Anton Development’s Milpitas project is spitting distance from the new station, which is rapidly reaching completion and is slated to begin passenger service next year. This phase of the BART extension will take the fixed-rail line south to San Jose’s Berryessa station; ultimately, it will extend to downtown San Jose and Santa Clara, though funding for the final leg hasn’t been locked down. Even next year, though, it will whisk commuters up to job centers in Oakland and San Francisco in less than an hour.

The Milpitas project checks the boxes on Anton Development’s wish list: It’s near transit and strong job growth, and located in an area where the city is supportive of seeing dense development.

“Anything 50 units to the acre would be minimum,” Eggert said. “Milpitas is close to 75 to the acre. In Emeryville, we’re doing a seven-story: Five stories of wood frame over two stories of podium. That’s how it’s got to be. It’s where the land-use requirements are.”

Still, Anton Development is looking to grow after years of strong development activity and steep rent increases. There are some signs rent growth is cooling, and job growth — the most important metric for multifamily developers — is slowing. Milpitas in particular has seen a flood of new for-sale and rental units as the city’s Transit Area Specific Plan — a mammoth industrial-to-residential conversion area centered on the new BART station — gets built out.

Adjacent to Anton Development’s new project, Lennar is building a 489-unit building at 450 Montague Expressway. On the other side of the street, SummerHill Apartment Communities is planning for 720 units on a roughly 10-acre site. Lyon Communities is under way on something called The District, which will add 371 units nearby. Lyon also controls a larger development site that could add hundreds of units beyond that.

Eggert, though, sees the bump in supply as all relative.

“From a macro standpoint, between all three (metro areas in the Bay Area) we’re talking 120,000 jobs per year and 8,000 housing units,” he said. “We all witnessed in 2013 and 2014 when all the product came online in North San Jose. We were all terrified. We were (building) in South San Jose and were very concerned. But we saw the marketplace just rolled through that.”

Now, the North San Jose market has reached a cap on new units, thanks to city land-use guidelines.

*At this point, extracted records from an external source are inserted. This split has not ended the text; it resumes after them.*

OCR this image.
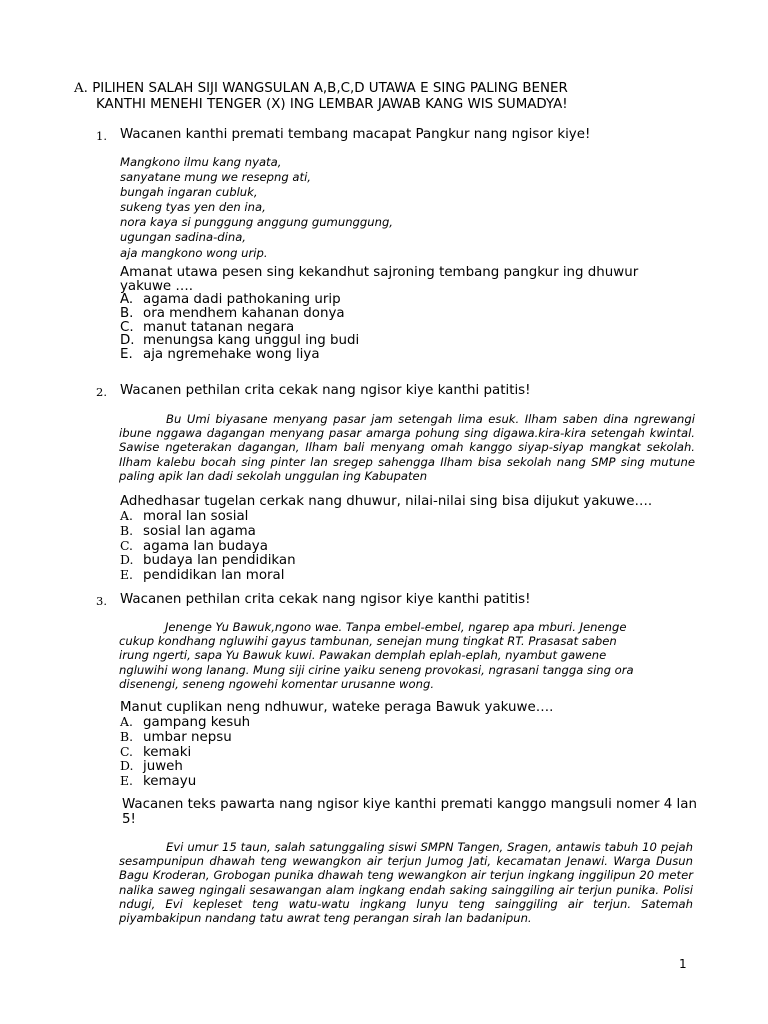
A. PILIHEN SALAH SIJI WANGSULAN A,B,C,D UTAWA E SING PALING BENER
KANTHI MENEHI TENGER (X) ING LEMBAR JAWAB KANG WIS SUMADYA!
1. Wacanen kanthi premati tembang macapat Pangkur nang ngisor kiye!
Mangkono ilmu kang nyata,
sanyatane mung we resepng ati,
bungah ingaran cubluk,
sukeng tyas yen den ina,
nora kaya si punggung anggung gumunggung,
ugungan sadina-dina,
aja mangkono wong urip.
Amanat utawa pesen sing kekandhut sajroning tembang pangkur ing dhuwur yakuwe ….
A. agama dadi pathokaning urip
B. ora mendhem kahanan donya
C. manut tatanan negara
D. menungsa kang unggul ing budi
E. aja ngremehake wong liya
2. Wacanen pethilan crita cekak nang ngisor kiye kanthi patitis!

Bu Umi biyasane menyang pasar jam setengah lima esuk. Ilham saben dina ngrewangi ibune nggawa dagangan menyang pasar amarga pohung sing digawa.kira-kira setengah kwintal. Sawise ngeterakan dagangan, Ilham bali menyang omah kanggo siyap-siyap mangkat sekolah. Ilham kalebu bocah sing pinter lan sregep sahengga Ilham bisa sekolah nang SMP sing mutune paling apik lan dadi sekolah unggulan ing Kabupaten

Adhedhasar tugelan cerkak nang dhuwur, nilai-nilai sing bisa dijukut yakuwe….
A. moral lan sosial
B. sosial lan agama
C. agama lan budaya
D. budaya lan pendidikan
E. pendidikan lan moral
3. Wacanen pethilan crita cekak nang ngisor kiye kanthi patitis!

Jenenge Yu Bawuk,ngono wae. Tanpa embel-embel, ngarep apa mburi. Jenenge

cukup kondhang ngluwihi gayus tambunan, senejan mung tingkat RT. Prasasat saben
irung ngerti, sapa Yu Bawuk kuwi. Pawakan demplah eplah-eplah, nyambut gawene
ngluwihi wong lanang. Mung siji cirine yaiku seneng provokasi, ngrasani tangga sing ora
disenengi, seneng ngowehi komentar urusanne wong.
Manut cuplikan neng ndhuwur, wateke peraga Bawuk yakuwe….
A. gampang kesuh
B. umbar nepsu
C. kemaki
D. juweh
E. kemayu
Wacanen teks pawarta nang ngisor kiye kanthi premati kanggo mangsuli nomer 4 lan 5!

Evi umur 15 taun, salah satunggaling siswi SMPN Tangen, Sragen, antawis tabuh 10 pejah sesampunipun dhawah teng wewangkon air terjun Jumog Jati, kecamatan Jenawi. Warga Dusun Bagu Kroderan, Grobogan punika dhawah teng wewangkon air terjun ingkang inggilipun 20 meter nalika saweg ngingali sesawangan alam ingkang endah saking sainggiling air terjun punika. Polisi ndugi, Evi kepleset teng watu-watu ingkang lunyu teng sainggiling air terjun. Satemah piyambakipun nandang tatu awrat teng perangan sirah lan badanipun.

1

That’s good for Milpitas, which functions as something of an extension of that market.

“We make our pro forma on current rents,” Eggert said. “I think we’re expecting a rate of rent growth that matches expense growth. We’re not going into this counting on 10 percent. I do see rents going up, but you’ll see four to five” (percent annually).

Anton Development has two other projects in the works: “Evolve,” which will have 186 units in Emeryville, and Anton Mountain View, with 144 units. The Milpitas project will feature an outdoor yoga lounge, rooftop terraces and high-end finishes. Grading could begin in the third quarter, following planning commission approval early this year. Units could be delivered in 2019.